GOLETA — Jackson Burns opened the door to his Goleta home last week to be confronted by an unknown number of masked home-invasion robbers. Hours later, Burns, 18, was himself under arrest for conducting a large-scale marijuana growing operation in the house.
According to Santa Barbara County Sheriff’s Office spokesman Drew Sugars, the unusual turn of events began at approximately 10 p.m. last Thursday evening.
“The robbery suspects overpowered Burns, zip-tied his hands, covered his head with a towel and threw him into the living room,” Sugars said in a statement to the media.
The home invaders then made their way to the rear of the house where they discovered a 21-year-old male and robbed him of $30 cash.
Once the robbers fled the scene, Burns quickly called 911 and summoned law enforcement.
Upon arriving on the scene, sheriff’s deputies secured and cleared the residence to be sure that the suspects had indeed fled. In doing so, deputies discovered what Sugars described as a “sophisticated multi-stage marijuana cultivation operation, as well as other evidence indicative of illegal drug sales.”
Narcotics detectives were then called to the house, where they found four bedrooms equipped with marijuana growing equipment, scales, packaging, shipping supplies and a loaded shotgun.
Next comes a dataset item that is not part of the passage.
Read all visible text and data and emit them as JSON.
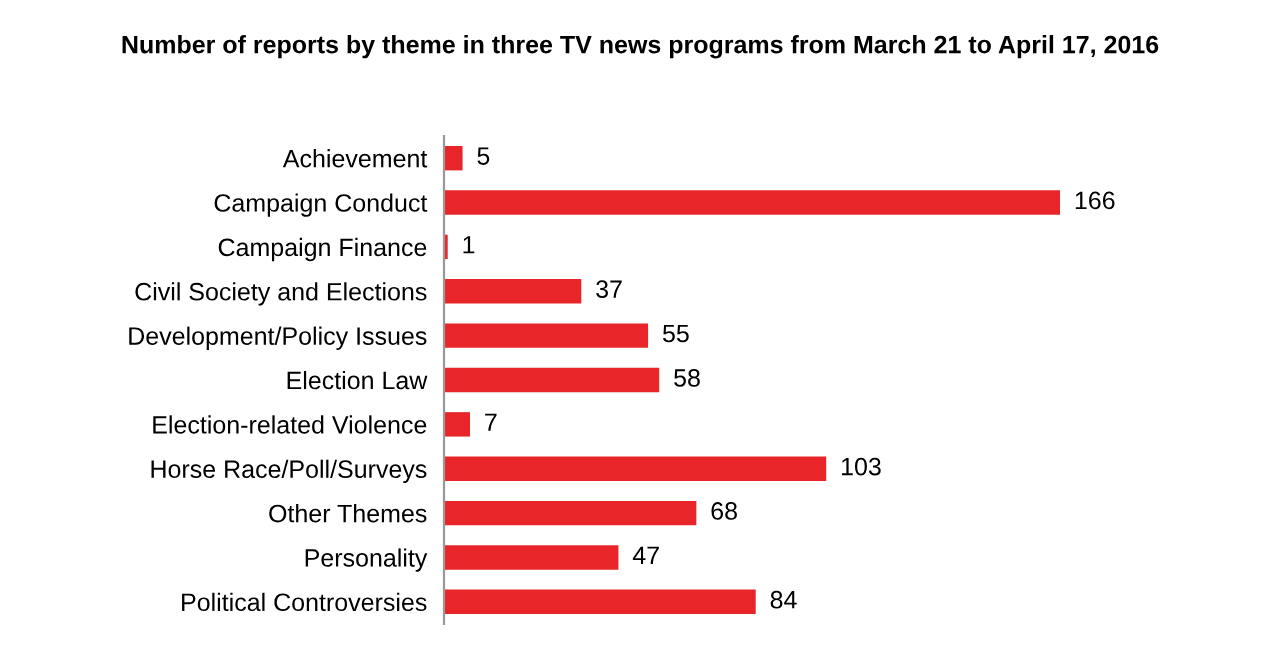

The value of the paraphernalia is estimated at $15,000, while the street value of the marijuana crop in the house is estimated at $1.1 million.
Investigators soon learned that Burns was allegedly selling his “grow” for $3,200 per pound and shipping it to his home state of Georgia, a process that Sugars noted “does not conform to the rules of Proposition 215.”
Burns was booked into Santa Barbara County Jail on charges of cultivation of marijuana, possession of marijuana for sales, and narcotics trafficking while in possession of a firearm, with his bail set at $30,000.
The reported home invasion robbery suspects remain at large.